Most Eids begin with what is known as mutta surka, one of the many quintessential dishes that the Malabari Muslims, the Mappila’s, have invented using rice flour and eggs. It has been said that if you give a Mappila a few eggs and rice flour, you’ll be presented with a feast with twenty different dishes. If you add bananas to the list of ingredients, you’ll get another fifty.
As it is, mutta surka is the staple Eid breakfast at my parent’s. Eggs and rice flour are beaten into a flurry and deep-fried until the little blobs puff up to their full might and turn golden. It is served with – you guessed it – more eggs. The eggs are a Malabari version of burji, and are scrambled with onions, fennel seeds and green chillies. A true breakfast of champions, this meal sets the indulgent and celebratory tone for the day. To reinforce the feeling of merry making, a round of tea or chaya as we call it, is to be had.
A few hours in, and many glasses of tea later, it is time for what I suspect is everyone’s favourite part of the day – lunch. Mutton biryani is the piece de résistance, with sweet and spicy date pickle and coconut chutney playing supporting roles. If you ask me, the hush that falls over the room as aunts, and uncles, and cousins tuck into their plate of biryani might just be the most sacred part of the day. The silence, however, is short lived because invariably someone wants to know what’s for dessert.

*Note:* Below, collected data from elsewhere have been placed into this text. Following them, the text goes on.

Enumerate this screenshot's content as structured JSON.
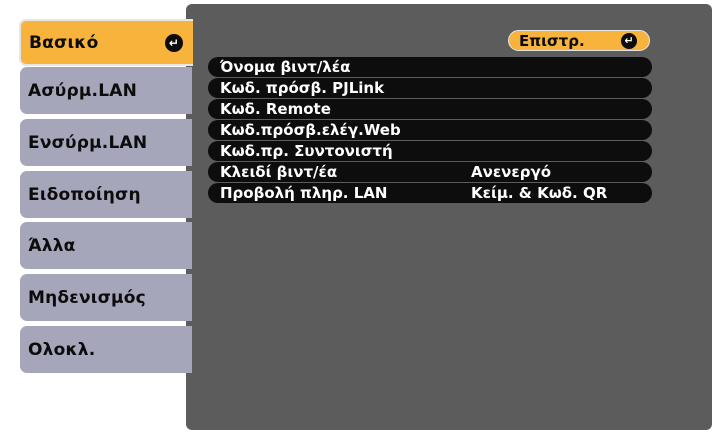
{
  "tabs": [
    {
      "label": "Βασικό",
      "active": true
    },
    {
      "label": "Ασύρμ.LAN",
      "active": false
    },
    {
      "label": "Ενσύρμ.LAN",
      "active": false
    },
    {
      "label": "Ειδοποίηση",
      "active": false
    },
    {
      "label": "Άλλα",
      "active": false
    },
    {
      "label": "Μηδενισμός",
      "active": false
    },
    {
      "label": "Ολοκλ.",
      "active": false
    }
  ],
  "back_button": {
    "label": "Επιστρ."
  },
  "enter_icon_glyph": "↵",
  "settings": [
    {
      "label": "Όνομα βιντ/λέα",
      "value": ""
    },
    {
      "label": "Κωδ. πρόσβ. PJLink",
      "value": ""
    },
    {
      "label": "Κωδ. Remote",
      "value": ""
    },
    {
      "label": "Κωδ.πρόσβ.ελέγ.Web",
      "value": ""
    },
    {
      "label": "Κωδ.πρ. Συντονιστή",
      "value": ""
    },
    {
      "label": "Κλειδί βιντ/έα",
      "value": "Ανενεργό"
    },
    {
      "label": "Προβολή πληρ. LAN",
      "value": "Κείμ. & Κωδ. QR"
    }
  ],
  "colors": {
    "accent": "#f7b33b",
    "tab": "#a6a6ba",
    "panel": "#5c5c5c",
    "row": "#0d0d0d"
  }
}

What follows the biryani and dessert is the rarely acknowledged but crucial part of the meal, without which no feast is complete – a glass of sulaimani tea. Biryani and sulaimani. The names even rhyme. One of the most complex mappila dishes, followed by the simplest. No matter how elaborate the meal, how many different types of desserts were on offer, or that every guest has been stuffed to an inch of his or her life, there is still a little room left for a sulaimani.
Besides being a postlude to a heavy lunch, it is privy to every joy and celebration that takes place. Served in tiny glasses, usually with cardamom, occasionally with a few strands of saffron, but always with lime, it involves steeping black tea leaves, sweetening it, and brewing it until it reaches the right shade of golden. The colour of a deep sunset, this is the tea that smells of celebration. At weddings, huge vats of black tea are constantly simmering away on the fire, and small paper cups of the piping-hot tea are passed around throughout the day even in the peak of summer.
One of the most popular Malayalam movies in recent times, Ustad Hotel, is about a Malabari Muslim family that like every other self respecting Malabari Muslim family is obsessed with eating well. In one of the most endearing scenes in the movie, the protagonist, a young aspiring chef straight out of college, sits by the sea with his grandfather, spending quality time with him for the first time in his adult life. Between them sits a kettle of piping hot sulaimani.
The movie and this particular scene inspired a social initiative in Kozhikode, the town the movie was set it, to provide quality food for anyone in need of a hot meal. The name of the project? Operation Sulaimani. The unsung hero of the Malabari meal, it appears that a cup of tea can change lives.